Директором книжного магазина «Синьхуа» был здоровенный мужик из мясников. Каждый раз не говоря ни слова он поднимал поэта Дуаня пятерней за шкирку и вышвыривал на улицу. Поэт Дуань вставал и бросал директору в спину, хотите верьте, хотите нет, но я напишу стихи и заругаю всю вашу семью до смерти!
Поэт Дуань хотел восстановить библиотеку Даньчжэня. В конце династии Цин один старый сюцай[42], который всю жизнь сдавал и проваливал экзамены, построил небольшую библиотеку на улице Цилоуцзе. Следующие поколения вносили свою лепту, и коллекция достигла более тысячи томов, но в период «культурной революции» ее спалили дотла. Улица Цилоуцзе была полна мрачного духа ветхости, не подходящего для ученых. Поэту Дуаню приглянулся светлый, просторный и процветающий универмаг, и он пошел советоваться с мэром:
– Простой народ может целый день обходиться без еды, но не без книги. Если вы сделаете из универмага библиотеку, я напишу для вас стихотворение и обращусь ко всей стране с призывом поддержать вас как губернатора провинции!
Мэр не хотел быть настолько крупным чиновником и не принял милости поэта Дуаня, а еще сказал, что в Даньчжэне теперь есть культстанция и благодаря ей появилась культурная атмосфера, так что строить еще и библиотеку нет никакой необходимости.
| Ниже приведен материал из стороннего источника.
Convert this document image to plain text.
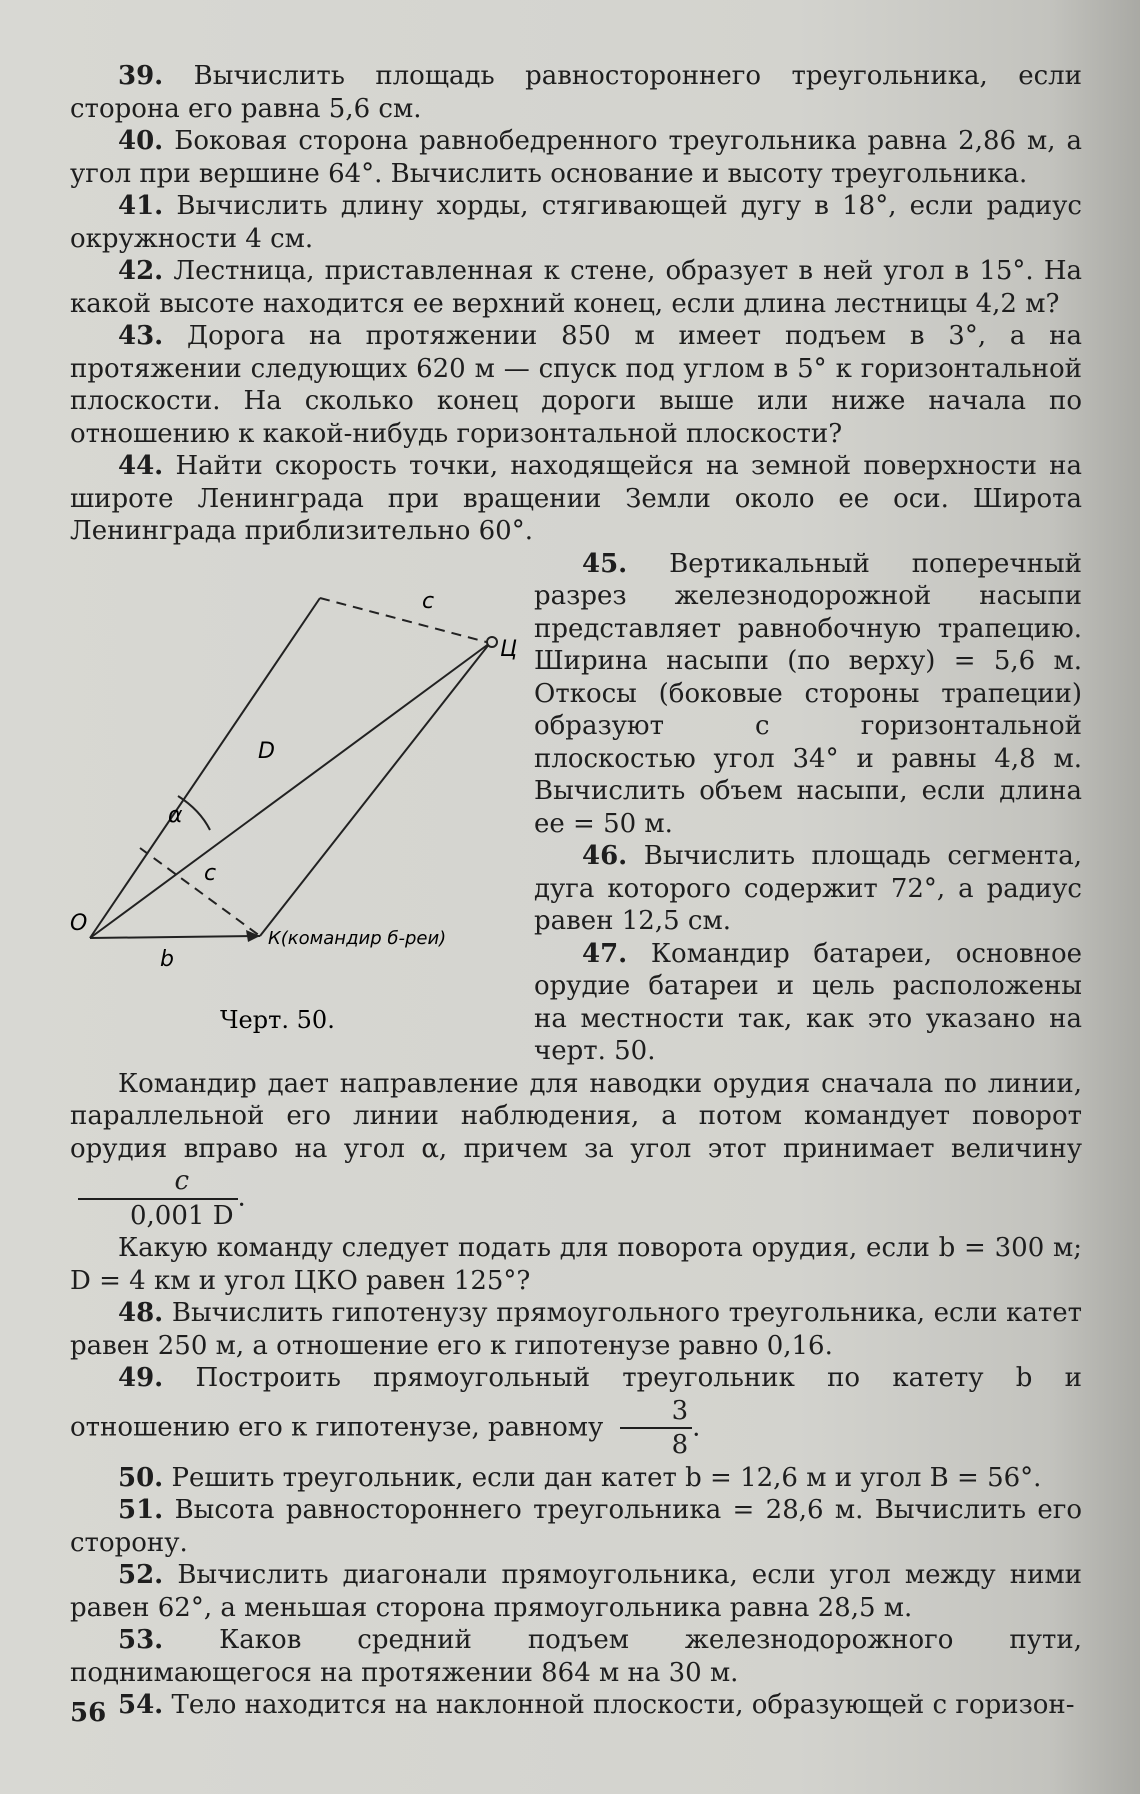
39. Вычислить площадь равностороннего треугольника, если сторона его равна 5,6 см.

40. Боковая сторона равнобедренного треугольника равна 2,86 м, а угол при вершине 64°. Вычислить основание и высоту треугольника.

41. Вычислить длину хорды, стягивающей дугу в 18°, если радиус окружности 4 см.

42. Лестница, приставленная к стене, образует в ней угол в 15°. На какой высоте находится ее верхний конец, если длина лестницы 4,2 м?

43. Дорога на протяжении 850 м имеет подъем в 3°, а на протяжении следующих 620 м — спуск под углом в 5° к горизонтальной плоскости. На сколько конец дороги выше или ниже начала по отношению к какой-нибудь горизонтальной плоскости?

44. Найти скорость точки, находящейся на земной поверхности на широте Ленинграда при вращении Земли около ее оси. Широта Ленинграда приблизительно 60°.

О
Ц
К(командир б-реи)
D
α
c
c
b
Черт. 50.

45. Вертикальный поперечный разрез железнодорожной насыпи представляет равнобочную трапецию. Ширина насыпи (по верху) = 5,6 м. Откосы (боковые стороны трапеции) образуют с горизонтальной плоскостью угол 34° и равны 4,8 м. Вычислить объем насыпи, если длина ее = 50 м.

46. Вычислить площадь сегмента, дуга которого содержит 72°, а радиус равен 12,5 см.

47. Командир батареи, основное орудие батареи и цель расположены на местности так, как это указано на черт. 50.

Командир дает направление для наводки орудия сначала по линии, параллельной его линии наблюдения, а потом командует поворот орудия вправо на угол α, причем за угол этот принимает величину
$\frac{c}{0,001 D}$ .

Какую команду следует подать для поворота орудия, если b = 300 м; D = 4 км и угол ЦКО равен 125°?

48. Вычислить гипотенузу прямоугольного треугольника, если катет равен 250 м, а отношение его к гипотенузе равно 0,16.

49. Построить прямоугольный треугольник по катету b и отношению его к гипотенузе, равному $\frac{3}{8}$ .

50. Решить треугольник, если дан катет b = 12,6 м и угол B = 56°.

51. Высота равностороннего треугольника = 28,6 м. Вычислить его сторону.

52. Вычислить диагонали прямоугольника, если угол между ними равен 62°, а меньшая сторона прямоугольника равна 28,5 м.

53. Каков средний подъем железнодорожного пути, поднимающегося на протяжении 864 м на 30 м.

54. Тело находится на наклонной плоскости, образующей с горизон-

56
Поэт Дуань обругал мэра за невежество, отсутствие амбиций и бессмысленную растрату воздуха, а еще за то, его роль в Даньчжэне еще меньше, чем у Жун Яо, и порекомендовал пораньше выместись из города.
– Лучше бы тебе пропасть вместе со следующим тайфуном! – сказал поэт Дуань.
Поэт Дуань считал культурную станцию своим домом. Он запросто входил туда и выходил оттуда, словно ступал по ничейной территории. Он мог самовольно рыться в шкафах, мог положить ноги, покрытые грязью и дикобразьим навозом, на стол Ли Цяньцзиня. Каждый раз при встрече Ли Цяньцзинь должен был кивать ему и отвешивать поясной поклон. В его глазах поэт Дуань был единственным в Даньчжэне человеком, более образованным, чем он сам. Но поэт Дуань в грош не ставил Ли Цяньцзиня и насмехался:
– Смотрите, такая огромная культурная станция, а где же «культура»? Ты ее не в мотню ли себе спрятал? Может, хочешь перенести сюда дикобразий питомник?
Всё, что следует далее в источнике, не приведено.